While continuing her work from Spring 2021 to present in the Whistleblower Protection Clinic (WPC), UDC Law 3L Gloria Cannon is working with Congress to challenge the ongoing public health and environmental disaster resulting from the 2010 Deepwater Horizon oil spill in the Gulf of Mexico.
In 2020, clinic students conducted an investigation for a people’s record from whistleblowers that confirmed public health effects from the spill are long-term. The resulting report supported successful litigation requiring the Environmental Protection Agency (EPA) to issue regulations controlling harmful compounds like Corexit, which BP used to disperse the oil. As an extended clinic student, Cannon assumed leadership on the project to prepare summaries and briefing packets, schedule appointments and teach congressional offices what they need to know for oversight and follow-up pressure. Congressional offices have been highly responsive to date. Clinic Director and Government Accountability Project (GAP) Legal Director Tom Devine ’80 said, “Thanks to clinic students creating a record of the truth from whistleblowers and getting it into the right hands, we’re confident we’re making a difference before there’s another tragedy.”
The WPC, led by Devine, has been working to expose the health impacts of the spill since the Deepwater Horizon exploded and sank off the Gulf Coast of Louisiana nearly 12 years ago. UDC Law alum Adam Arnold was instrumental in the early days of the WPC’s efforts to change EPA regulations around compounds like Corexit, which Devine explained, “actually made the disaster worse. The dispersant fused with the oil to create a new compound 50 times more toxic than oil, which sank to the sea floor and turned large areas of the Gulf into an underwater death valley.” BP aerially sprayed Corexit on the cleanup workers, and its disastrous effects were seen across communities throughout the Gulf Coast. Some individuals exposed to Corexit experienced symptoms that included significant loss of lung capacity, lesions covering the body, seizures, migraines, substantial drops in cognitive function and extreme allergies to common household cleaners and food – often leading to severe weight loss. Devine said, “Victims are not waking up from this medical nightmare.”

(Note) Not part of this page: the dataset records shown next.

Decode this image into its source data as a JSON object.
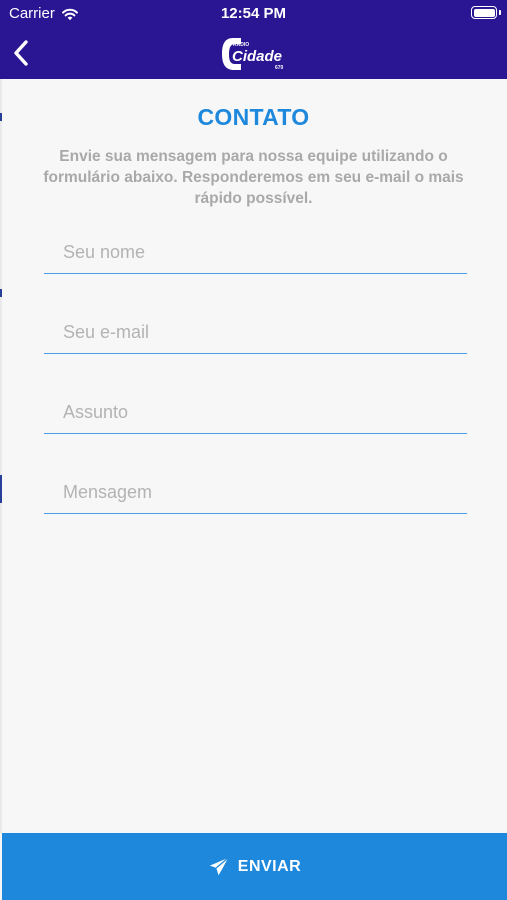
{
  "status_bar": {
    "carrier": "Carrier",
    "time": "12:54 PM",
    "wifi_icon": "wifi-icon",
    "battery_icon": "battery-icon"
  },
  "nav_bar": {
    "back_icon": "chevron-left-icon",
    "logo": {
      "small_text": "RÁDIO",
      "name": "Cidade",
      "frequency": "670"
    },
    "background_color": "#2a1593"
  },
  "form": {
    "title": "CONTATO",
    "subtitle": "Envie sua mensagem para nossa equipe utilizando o formulário abaixo. Responderemos em seu e-mail o mais rápido possível.",
    "fields": {
      "name": {
        "placeholder": "Seu nome",
        "value": ""
      },
      "email": {
        "placeholder": "Seu e-mail",
        "value": ""
      },
      "subject": {
        "placeholder": "Assunto",
        "value": ""
      },
      "message": {
        "placeholder": "Mensagem",
        "value": ""
      }
    },
    "accent_color": "#1d88dc"
  },
  "send_button": {
    "label": "ENVIAR",
    "icon": "paper-plane-icon"
  }
}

UDC Law is proud of its partnership with Government Accountability Project through the Whistleblower Protection Clinic, providing our students hands-on experiential learning and engagement with critical issues of public significance. The Whistleblower Protection Clinic has been a longstanding clinical offering at UDC Law. Each semester, Devine supervises roughly eight students in a 7-credit clinic focused on understanding whistleblower protection laws and policies. Students conduct in-depth and intensive intakes, including legal analysis, to determine whether a claim can be made.
UDC Law students engage in meaningful work with the WPC, which sometimes leads to post-graduate employment with GAP. For example, Kendrick Holley ’18 is a staff attorney for GAP’s Litigation Program, and his classmate Samantha Feinstein ’18 is a staff attorney and director of GAP’s International Program. Devine first got involved with GAP during his 2L year and started a clinic to engage his fellow students, including Don Aplin ’87, who is a staff attorney for GAP. John Whitty ’17 was a staff attorney at GAP before assuming his current duties as Deputy Whistleblower Ombuds for the House of Representatives.